19 thoughts on “September Song

  1. The music is very serene.

    Sitting here resting after riding up Cottonwood Pass. Was very cold and windy. Not sure how many passes I have left in me. Hard to come from the flats and rolling hills and hit the top of the Continental Divide within a week of getting here. But the good news is that I’m in great shape now…until I go back to the flats and rollers.

    1. O, yeah, it will get brisk up there in mountain-goat country. My man Hal down Weirdcliffe way has been grousing about the “summer” weather for the better part of quite some time now, and he’s only at around 8,800 feet. Well done, Sharon.

    1. I was late to jazz, unless you count the big-band music my parents were always playing. Sort of back-doored my way in through fusion and soul jazz, like a lot of folks, I imagine — Stanley Turrentine, The Crusaders (saw them in Oregon), Weather Report, Return to Forever, and what have you.

      Then came Claude Bolling and Jean-Pierre Rampal (“Suite for Flute and Jazz Piano”), Herbie Mann (met him in Weirdcliffe), Miles Davis, John Coltrane, Ornette Coleman, and shit, the hits just kept on coming.

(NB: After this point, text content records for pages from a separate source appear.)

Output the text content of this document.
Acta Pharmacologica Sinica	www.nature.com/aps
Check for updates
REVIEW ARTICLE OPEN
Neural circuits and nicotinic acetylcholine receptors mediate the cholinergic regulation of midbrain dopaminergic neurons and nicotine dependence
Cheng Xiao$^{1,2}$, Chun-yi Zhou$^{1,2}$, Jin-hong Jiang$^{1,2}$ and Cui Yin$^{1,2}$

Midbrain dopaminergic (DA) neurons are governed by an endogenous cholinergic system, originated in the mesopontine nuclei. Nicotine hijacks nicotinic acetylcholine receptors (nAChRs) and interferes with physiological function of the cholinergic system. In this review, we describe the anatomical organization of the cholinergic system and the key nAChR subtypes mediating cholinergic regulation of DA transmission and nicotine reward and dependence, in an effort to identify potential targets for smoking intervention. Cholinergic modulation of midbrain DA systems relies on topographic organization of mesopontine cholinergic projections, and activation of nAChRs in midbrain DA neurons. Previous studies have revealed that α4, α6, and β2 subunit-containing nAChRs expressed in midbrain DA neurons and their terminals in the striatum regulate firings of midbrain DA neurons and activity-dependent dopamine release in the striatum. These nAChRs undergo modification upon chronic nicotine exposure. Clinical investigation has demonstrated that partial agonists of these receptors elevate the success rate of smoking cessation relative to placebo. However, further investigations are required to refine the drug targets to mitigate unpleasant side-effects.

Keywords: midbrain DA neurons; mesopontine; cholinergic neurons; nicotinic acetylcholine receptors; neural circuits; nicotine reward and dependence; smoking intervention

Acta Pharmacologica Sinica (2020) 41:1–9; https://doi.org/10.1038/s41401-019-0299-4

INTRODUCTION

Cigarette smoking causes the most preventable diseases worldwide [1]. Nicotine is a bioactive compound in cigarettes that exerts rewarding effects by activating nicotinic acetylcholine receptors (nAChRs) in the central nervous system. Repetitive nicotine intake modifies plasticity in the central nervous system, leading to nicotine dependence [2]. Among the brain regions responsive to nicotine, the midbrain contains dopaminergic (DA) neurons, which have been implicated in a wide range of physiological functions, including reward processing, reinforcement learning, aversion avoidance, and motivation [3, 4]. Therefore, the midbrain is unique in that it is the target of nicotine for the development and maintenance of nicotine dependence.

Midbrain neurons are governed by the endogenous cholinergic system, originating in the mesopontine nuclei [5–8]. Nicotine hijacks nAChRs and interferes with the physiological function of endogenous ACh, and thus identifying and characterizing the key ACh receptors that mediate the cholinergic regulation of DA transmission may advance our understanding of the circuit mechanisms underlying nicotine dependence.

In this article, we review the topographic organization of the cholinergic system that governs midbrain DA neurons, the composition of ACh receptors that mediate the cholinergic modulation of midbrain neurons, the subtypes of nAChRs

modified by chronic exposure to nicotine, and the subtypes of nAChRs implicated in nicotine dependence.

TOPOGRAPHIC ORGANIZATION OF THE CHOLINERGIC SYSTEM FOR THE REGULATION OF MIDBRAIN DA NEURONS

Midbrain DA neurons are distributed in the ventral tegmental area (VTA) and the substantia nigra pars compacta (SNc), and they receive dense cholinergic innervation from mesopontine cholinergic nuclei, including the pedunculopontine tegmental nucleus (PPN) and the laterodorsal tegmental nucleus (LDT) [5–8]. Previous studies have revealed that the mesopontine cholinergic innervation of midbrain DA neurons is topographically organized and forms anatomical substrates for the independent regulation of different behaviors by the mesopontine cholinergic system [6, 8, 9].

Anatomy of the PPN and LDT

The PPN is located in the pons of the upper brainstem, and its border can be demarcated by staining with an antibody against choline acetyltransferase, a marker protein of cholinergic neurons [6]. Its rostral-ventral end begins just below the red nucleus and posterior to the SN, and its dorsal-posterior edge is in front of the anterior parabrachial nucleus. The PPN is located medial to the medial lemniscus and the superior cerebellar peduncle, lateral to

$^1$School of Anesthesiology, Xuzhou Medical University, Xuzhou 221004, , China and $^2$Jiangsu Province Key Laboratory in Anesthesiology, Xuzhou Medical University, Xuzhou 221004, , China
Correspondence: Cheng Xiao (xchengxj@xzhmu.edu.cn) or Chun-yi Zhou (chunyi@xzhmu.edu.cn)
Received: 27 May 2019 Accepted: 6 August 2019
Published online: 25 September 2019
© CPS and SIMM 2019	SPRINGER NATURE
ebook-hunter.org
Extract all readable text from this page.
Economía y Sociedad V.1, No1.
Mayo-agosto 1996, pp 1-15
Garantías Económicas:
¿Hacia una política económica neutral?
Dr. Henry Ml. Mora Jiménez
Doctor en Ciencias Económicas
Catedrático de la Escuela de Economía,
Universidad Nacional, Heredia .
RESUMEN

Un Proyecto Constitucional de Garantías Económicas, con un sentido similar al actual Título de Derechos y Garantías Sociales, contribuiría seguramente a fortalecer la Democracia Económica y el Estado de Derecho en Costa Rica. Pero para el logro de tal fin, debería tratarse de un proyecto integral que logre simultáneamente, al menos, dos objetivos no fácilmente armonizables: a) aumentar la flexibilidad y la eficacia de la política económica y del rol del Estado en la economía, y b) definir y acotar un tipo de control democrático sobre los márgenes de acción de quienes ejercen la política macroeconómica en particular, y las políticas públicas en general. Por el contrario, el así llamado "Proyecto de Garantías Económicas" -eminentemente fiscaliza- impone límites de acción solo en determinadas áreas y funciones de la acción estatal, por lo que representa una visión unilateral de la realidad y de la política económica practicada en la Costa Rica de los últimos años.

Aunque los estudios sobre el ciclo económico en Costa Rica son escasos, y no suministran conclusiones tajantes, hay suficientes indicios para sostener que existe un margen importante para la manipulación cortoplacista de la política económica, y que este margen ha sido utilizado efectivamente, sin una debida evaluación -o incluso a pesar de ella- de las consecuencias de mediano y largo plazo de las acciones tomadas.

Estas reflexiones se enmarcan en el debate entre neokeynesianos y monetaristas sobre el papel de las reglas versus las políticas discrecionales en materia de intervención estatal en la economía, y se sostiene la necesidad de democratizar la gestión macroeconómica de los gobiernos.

      We used to hit a little jazz club in Denver, El Chapultepec, before LoDo was LoDo. Good times.

    2. I never embraced jazz, especially modern jazz, as a genre. But jazz guitar players have always fascinated me; they get a sound from those arch top guitars and tube amps that just grabs me. So, I started listening to Wes Montgomery, lots of George Benson, John Pizzarelli and others like them. Like this.

          1. Larry was one of the rotating studio musicians in Steely Dan as well. I don’t remember which songs though.

        1. Holy hell, Spyro Gyra. There’s a name I haven’t heard in eons.

          Listening to Miles Davis right now. “Kind of Blue.” More of an evening sound, I think. I may need to crank up something with more of a daylight vibe to it.